Training Features Shape: (331, 2)
Training Labels Shape: (331,)
Testing Features Shape: (83, 2)
Testing Labels Shape: (83,)


In [17]:
from sklearn.preprocessing import StandardScaler
train_features = StandardScaler().fit_transform(train_features)
test_features = StandardScaler().fit_transform(test_features)

In [18]:
# Instantiate model with 1000 decision trees
rf_reg = RandomForestRegressor(n_estimators = 1000)
# Train the model on training data
rf_reg.fit(train_features, train_labels)
# Use the forest's predict method on the test data
rf_reg_predictions = rf_reg.predict(test_features)
# Performance metrics
rf_reg_errors = abs(rf_reg_predictions - test_labels)
# print performance evaluations
print('Mean Absolute Error:', metrics.mean_absolute_error(test_labels, rf_reg_predictions))
print('Mean Squared Error:', metrics.mean_squared_error(test_labels, rf_reg_predictions))
print('Root Mean Squared Error:', np.sqrt(metrics.mean_squared_error(test_labels, rf_reg_predictions)))
print('R2 value:', rf_reg.score(test_features, test_labels))
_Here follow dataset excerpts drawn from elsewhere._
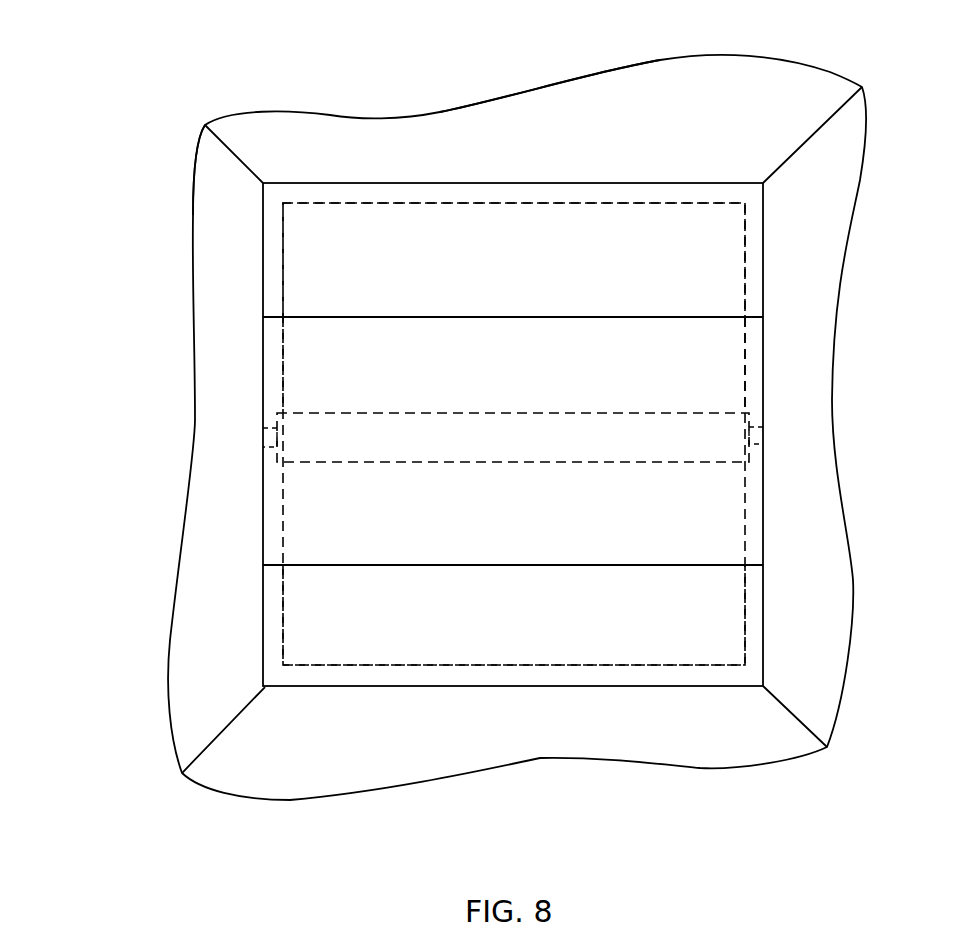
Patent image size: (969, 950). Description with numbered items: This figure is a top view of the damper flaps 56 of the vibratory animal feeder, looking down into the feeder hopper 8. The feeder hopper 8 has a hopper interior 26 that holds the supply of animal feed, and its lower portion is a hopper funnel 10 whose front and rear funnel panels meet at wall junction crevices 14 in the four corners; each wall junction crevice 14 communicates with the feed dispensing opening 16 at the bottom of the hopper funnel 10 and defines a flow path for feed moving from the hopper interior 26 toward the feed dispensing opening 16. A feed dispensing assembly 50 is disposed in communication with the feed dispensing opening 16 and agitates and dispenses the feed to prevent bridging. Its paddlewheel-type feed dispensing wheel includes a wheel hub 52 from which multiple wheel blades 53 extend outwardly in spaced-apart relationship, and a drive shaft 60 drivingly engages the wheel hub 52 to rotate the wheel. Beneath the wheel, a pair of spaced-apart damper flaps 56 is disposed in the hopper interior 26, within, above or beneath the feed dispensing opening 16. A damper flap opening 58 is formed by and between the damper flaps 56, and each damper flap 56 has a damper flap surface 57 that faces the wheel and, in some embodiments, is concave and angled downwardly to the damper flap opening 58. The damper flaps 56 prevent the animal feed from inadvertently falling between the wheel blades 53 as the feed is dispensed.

The feeder hopper 8 is at (136, 166).
The hopper funnel 10 is at (190, 218).
The wall junction crevices 14 is at (228, 143).
The feed dispensing opening 16 is at (353, 191).
The hopper interior 26 is at (486, 141).
The feed dispensing assembly 50 is at (602, 186).
The wheel hub 52 is at (598, 425).
The wheel blades 53 is at (565, 218).
The damper flaps 56 is at (477, 322).
The damper flap surface 57 is at (685, 282).
The damper flap opening 58 is at (322, 351).
The drive shaft 60 is at (265, 430).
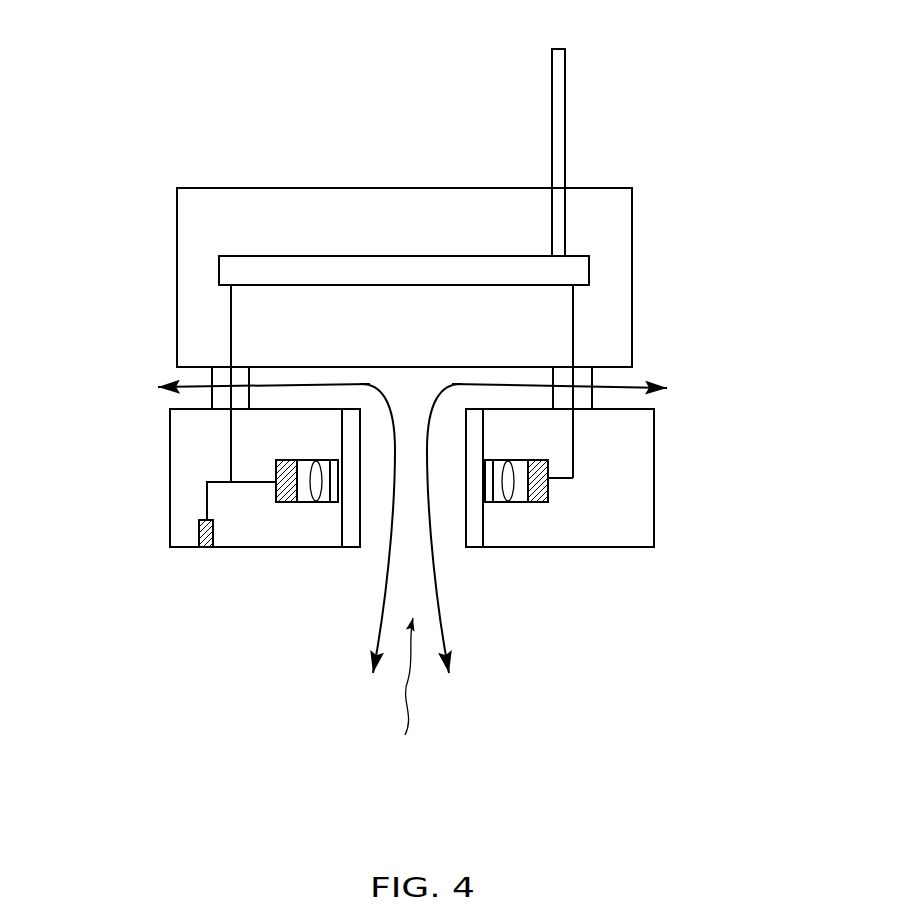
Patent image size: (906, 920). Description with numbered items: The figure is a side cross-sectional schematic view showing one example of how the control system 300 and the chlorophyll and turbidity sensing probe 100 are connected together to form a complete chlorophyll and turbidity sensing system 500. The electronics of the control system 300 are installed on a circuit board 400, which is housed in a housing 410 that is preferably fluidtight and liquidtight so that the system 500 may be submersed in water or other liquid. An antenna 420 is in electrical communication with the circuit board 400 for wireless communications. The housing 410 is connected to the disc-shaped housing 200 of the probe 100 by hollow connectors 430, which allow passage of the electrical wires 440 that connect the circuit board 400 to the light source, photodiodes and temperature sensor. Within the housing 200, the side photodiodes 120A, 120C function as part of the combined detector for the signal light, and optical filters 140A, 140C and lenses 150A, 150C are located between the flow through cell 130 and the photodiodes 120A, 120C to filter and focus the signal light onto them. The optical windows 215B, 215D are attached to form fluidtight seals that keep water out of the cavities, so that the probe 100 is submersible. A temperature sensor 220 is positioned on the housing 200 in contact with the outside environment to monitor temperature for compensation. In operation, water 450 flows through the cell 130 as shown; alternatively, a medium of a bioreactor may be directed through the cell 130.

The chlorophyll and turbidity sensing system 500 is at (420, 37).
The housing 410 is at (245, 198).
The antenna 420 is at (565, 108).
The circuit board 400 is at (347, 258).
The control system 300 is at (518, 243).
The electrical wires 440 is at (231, 320).
The hollow connectors 430 is at (210, 375).
The housing 200 is at (183, 457).
The optical window 215B is at (352, 548).
The optical window 215D is at (477, 537).
The temperature sensor 220 is at (198, 536).
The photodiode 120A is at (285, 503).
The photodiode 120C is at (540, 502).
The optical filter 140A is at (330, 503).
The optical filter 140C is at (490, 503).
The lens 150A is at (316, 461).
The lens 150C is at (508, 461).
The water 450 is at (380, 630).
The flow through cell 130 is at (408, 693).
The chlorophyll and turbidity sensing probe 100 is at (681, 520).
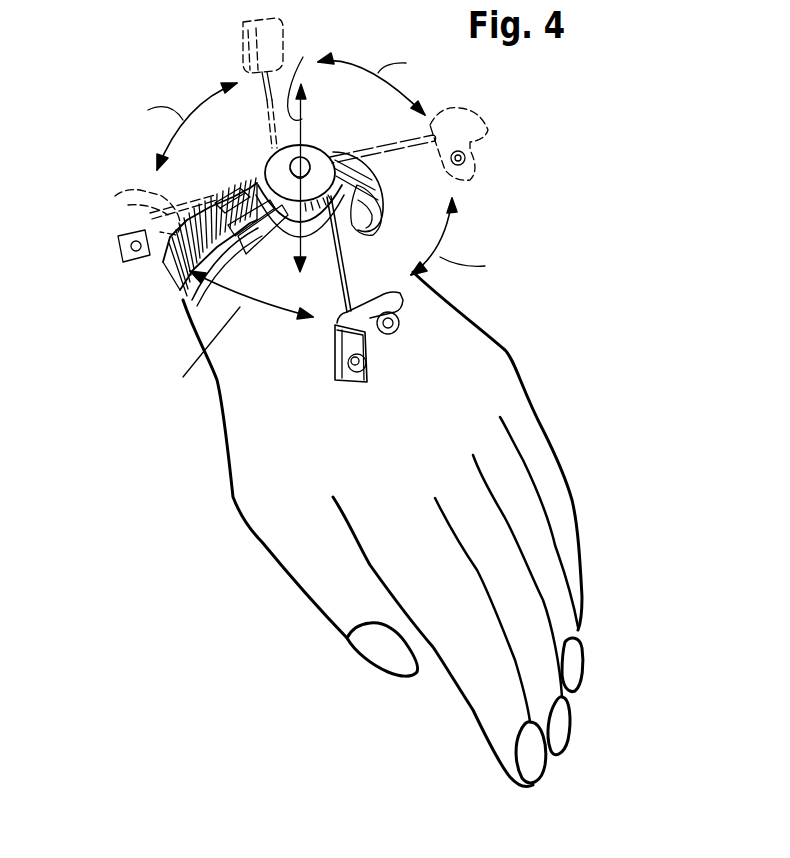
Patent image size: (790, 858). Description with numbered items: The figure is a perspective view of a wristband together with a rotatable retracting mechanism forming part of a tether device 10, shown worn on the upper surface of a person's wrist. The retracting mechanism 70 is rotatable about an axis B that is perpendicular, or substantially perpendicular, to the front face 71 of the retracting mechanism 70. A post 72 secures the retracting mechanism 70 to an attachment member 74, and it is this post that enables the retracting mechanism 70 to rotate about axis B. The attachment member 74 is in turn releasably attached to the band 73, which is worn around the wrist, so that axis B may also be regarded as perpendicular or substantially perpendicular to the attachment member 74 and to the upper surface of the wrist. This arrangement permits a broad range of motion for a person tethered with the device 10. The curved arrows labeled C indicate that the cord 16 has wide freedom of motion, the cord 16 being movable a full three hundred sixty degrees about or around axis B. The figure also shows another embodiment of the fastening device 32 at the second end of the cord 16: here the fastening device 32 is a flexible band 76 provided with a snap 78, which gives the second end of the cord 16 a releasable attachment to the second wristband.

The tether device 10 is at (167, 63).
The cord 16 is at (252, 197).
The fastening device 32 is at (315, 367).
The retracting mechanism 70 is at (273, 173).
The front face 71 is at (317, 157).
The post 72 is at (290, 143).
The band 73 is at (340, 222).
The attachment member 74 is at (370, 238).
The flexible band 76 is at (343, 345).
The snap 78 is at (367, 358).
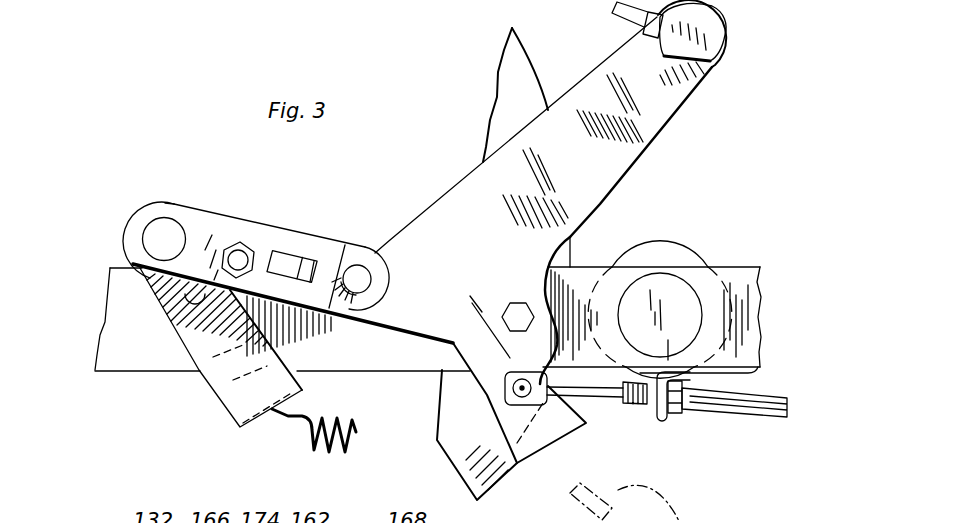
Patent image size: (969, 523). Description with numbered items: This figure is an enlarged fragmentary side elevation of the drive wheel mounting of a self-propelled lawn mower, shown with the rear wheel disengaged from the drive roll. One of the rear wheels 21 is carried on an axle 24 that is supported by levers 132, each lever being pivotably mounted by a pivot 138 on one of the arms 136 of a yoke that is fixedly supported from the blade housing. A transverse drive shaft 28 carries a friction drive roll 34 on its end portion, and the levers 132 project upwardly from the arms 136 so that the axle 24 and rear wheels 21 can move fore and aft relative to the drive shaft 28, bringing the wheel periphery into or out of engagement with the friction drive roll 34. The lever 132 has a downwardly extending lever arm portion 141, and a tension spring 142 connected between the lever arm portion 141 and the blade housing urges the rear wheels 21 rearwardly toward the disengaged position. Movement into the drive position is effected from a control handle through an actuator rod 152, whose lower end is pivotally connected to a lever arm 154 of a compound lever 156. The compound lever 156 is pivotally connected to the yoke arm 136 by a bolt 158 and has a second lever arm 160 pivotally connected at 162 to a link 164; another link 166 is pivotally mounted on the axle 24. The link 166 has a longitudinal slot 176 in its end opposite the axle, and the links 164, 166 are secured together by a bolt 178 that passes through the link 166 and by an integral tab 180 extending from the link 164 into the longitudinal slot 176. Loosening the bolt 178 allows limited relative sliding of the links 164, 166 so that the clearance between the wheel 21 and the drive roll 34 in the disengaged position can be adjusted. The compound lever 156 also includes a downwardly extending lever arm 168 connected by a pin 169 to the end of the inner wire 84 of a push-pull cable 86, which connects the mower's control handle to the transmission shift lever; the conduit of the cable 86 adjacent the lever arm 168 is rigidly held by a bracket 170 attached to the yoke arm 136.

The rear wheels 21 is at (512, 53).
The axle 24 is at (155, 230).
The transverse drive shaft 28 is at (687, 310).
The friction drive roll 34 is at (680, 241).
The inner wire 84 is at (578, 390).
The push-pull cable 86 is at (783, 398).
The levers 132 is at (130, 284).
The yoke arms 136 is at (117, 309).
The pivot 138 is at (183, 297).
The lever arm portion 141 is at (213, 344).
The tension spring 142 is at (358, 398).
The actuator rod 152 is at (633, 22).
The lever arm 154 is at (623, 132).
The compound lever 156 is at (453, 200).
The bolt 158 is at (527, 283).
The lever arm 160 is at (393, 316).
The pivotal connection 162 is at (373, 250).
The link 164 is at (373, 289).
The link 166 is at (199, 222).
The lever arm 168 is at (562, 426).
The pin 169 is at (518, 390).
The bracket 170 is at (745, 373).
The longitudinal slot 176 is at (283, 258).
The bolt 178 is at (242, 252).
The integral tab 180 is at (308, 262).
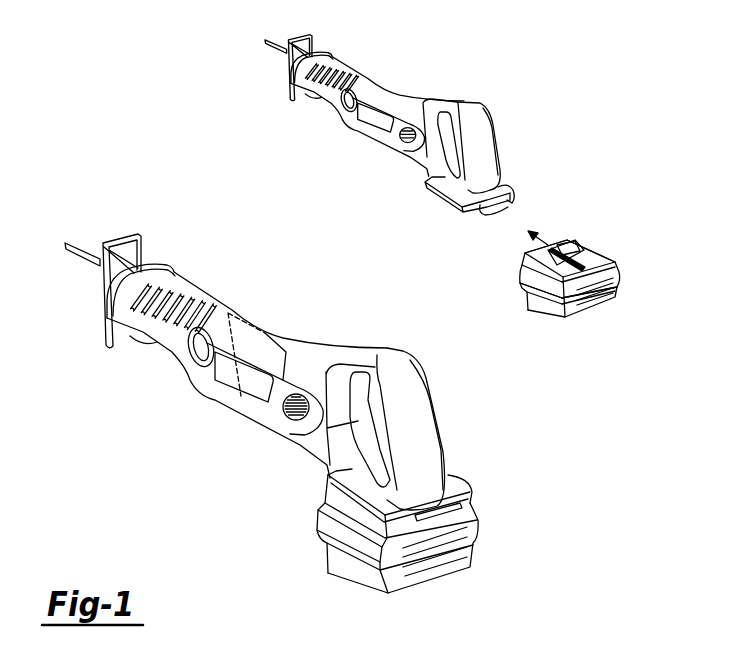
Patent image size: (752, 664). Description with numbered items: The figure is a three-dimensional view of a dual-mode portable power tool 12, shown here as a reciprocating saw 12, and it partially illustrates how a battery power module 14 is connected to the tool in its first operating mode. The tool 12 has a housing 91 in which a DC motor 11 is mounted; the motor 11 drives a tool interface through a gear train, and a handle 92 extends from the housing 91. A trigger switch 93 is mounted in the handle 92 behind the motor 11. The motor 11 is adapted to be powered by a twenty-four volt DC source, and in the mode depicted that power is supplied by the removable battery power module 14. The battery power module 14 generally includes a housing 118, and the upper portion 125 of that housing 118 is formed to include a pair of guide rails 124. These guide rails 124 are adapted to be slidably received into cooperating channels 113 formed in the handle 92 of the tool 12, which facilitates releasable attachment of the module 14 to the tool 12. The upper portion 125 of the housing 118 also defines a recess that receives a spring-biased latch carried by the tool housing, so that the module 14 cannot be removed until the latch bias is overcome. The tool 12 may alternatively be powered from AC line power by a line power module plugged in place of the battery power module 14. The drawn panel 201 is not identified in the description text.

The DC motor 11 is at (186, 370).
The dual-mode portable power tool 12 is at (264, 255).
The battery power module 14 is at (468, 416).
The housing 91 is at (359, 138).
The handle 92 is at (413, 282).
The trigger switch 93 is at (353, 310).
The channels 113 is at (491, 200).
The housing 118 is at (552, 297).
The guide rails 124 is at (540, 257).
The upper portion 125 is at (597, 241).
The display panel 201 is at (216, 399).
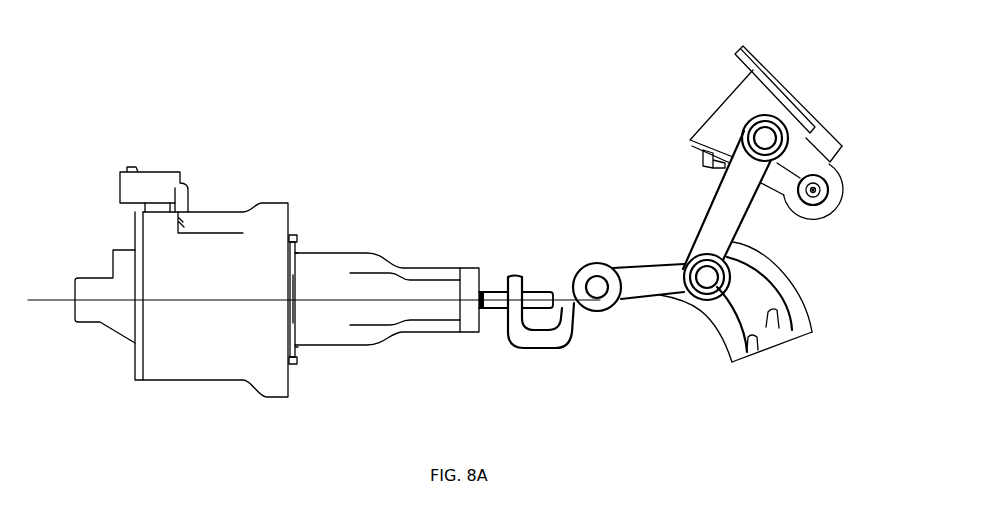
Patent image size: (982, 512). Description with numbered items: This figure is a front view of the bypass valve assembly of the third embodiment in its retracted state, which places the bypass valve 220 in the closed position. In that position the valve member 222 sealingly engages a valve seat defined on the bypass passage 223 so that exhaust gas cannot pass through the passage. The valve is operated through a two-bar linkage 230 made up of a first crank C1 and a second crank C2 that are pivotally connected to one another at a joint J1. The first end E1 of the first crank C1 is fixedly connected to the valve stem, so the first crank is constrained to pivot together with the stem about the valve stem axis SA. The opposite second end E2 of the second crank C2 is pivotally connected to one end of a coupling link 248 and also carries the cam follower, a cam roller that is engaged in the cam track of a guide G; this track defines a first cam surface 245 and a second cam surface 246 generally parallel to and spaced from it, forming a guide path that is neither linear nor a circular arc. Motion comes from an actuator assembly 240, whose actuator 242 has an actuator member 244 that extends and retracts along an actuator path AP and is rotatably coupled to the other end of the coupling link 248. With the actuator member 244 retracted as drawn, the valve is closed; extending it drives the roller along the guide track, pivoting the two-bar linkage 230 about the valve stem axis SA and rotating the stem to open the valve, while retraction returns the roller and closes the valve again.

The actuator assembly 240 is at (322, 221).
The actuator 242 is at (374, 266).
The actuator member 244 is at (537, 292).
The coupling link 248 is at (648, 278).
The actuator path AP is at (584, 300).
The second end of the second crank E2 is at (686, 268).
The guide G is at (719, 318).
The second cam surface 246 is at (759, 342).
The first cam surface 245 is at (773, 323).
The second crank C2 is at (737, 212).
The joint J1 is at (750, 112).
The two-bar linkage 230 is at (832, 159).
The bypass valve 220 is at (677, 132).
The bypass passage 223 is at (750, 113).
The valve member 222 is at (703, 168).
The first crank C1 is at (806, 144).
The first end of the first crank E1 is at (828, 192).
The valve stem axis SA is at (813, 194).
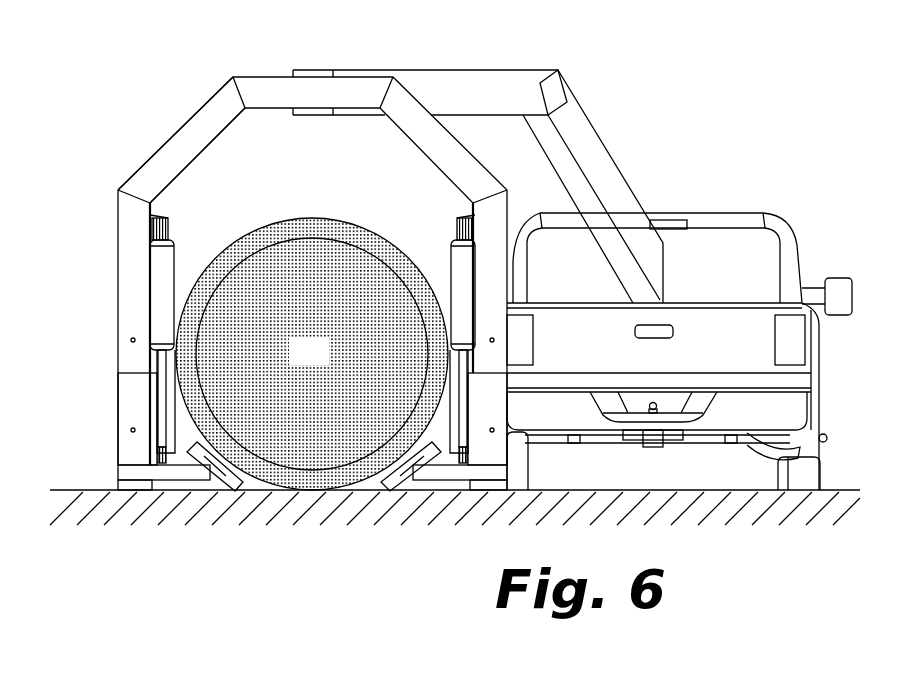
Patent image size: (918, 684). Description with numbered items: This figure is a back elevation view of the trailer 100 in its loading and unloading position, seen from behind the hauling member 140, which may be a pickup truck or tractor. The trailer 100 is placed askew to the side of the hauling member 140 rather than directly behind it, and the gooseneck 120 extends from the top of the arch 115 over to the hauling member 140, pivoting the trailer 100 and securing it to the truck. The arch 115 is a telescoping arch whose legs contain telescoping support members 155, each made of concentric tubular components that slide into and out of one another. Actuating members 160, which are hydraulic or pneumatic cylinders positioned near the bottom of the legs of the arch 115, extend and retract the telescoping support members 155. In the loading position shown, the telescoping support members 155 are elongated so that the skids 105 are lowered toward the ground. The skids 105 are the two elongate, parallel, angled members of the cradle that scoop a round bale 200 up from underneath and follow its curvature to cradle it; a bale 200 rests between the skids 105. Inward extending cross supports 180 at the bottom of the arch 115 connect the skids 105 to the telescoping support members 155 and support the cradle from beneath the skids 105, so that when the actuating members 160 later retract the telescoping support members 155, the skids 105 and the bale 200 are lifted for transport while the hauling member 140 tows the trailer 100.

The trailer 100 is at (86, 189).
The skid 105 is at (221, 483).
The arch 115 is at (207, 128).
The gooseneck 120 is at (500, 96).
The hauling member 140 is at (738, 278).
The telescoping support member 155 is at (135, 397).
The actuating member 160 is at (163, 297).
The cross support 180 is at (178, 469).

Mean Absolute Error: 17.68807228915663
Mean Squared Error: 1665.2193668674704
Root Mean Squared Error: 40.80709946648341
R2 value: 0.8806266412101857


In [19]:
# Perform Grid-Search

search = GridSearchCV(
    estimator=RandomForestRegressor(),
    param_grid={
        'max_depth': [5,10,20],
        'n_estimators': [100, 500, 1000, 2000],
    },
    cv=5,n_jobs=-1)

search_result = search.fit(train_features, train_features)
best_params = search_result.best_params_

rf_search = RandomForestRegressor(max_depth=best_params["max_depth"], 
                            n_estimators=best_params["n_estimators"])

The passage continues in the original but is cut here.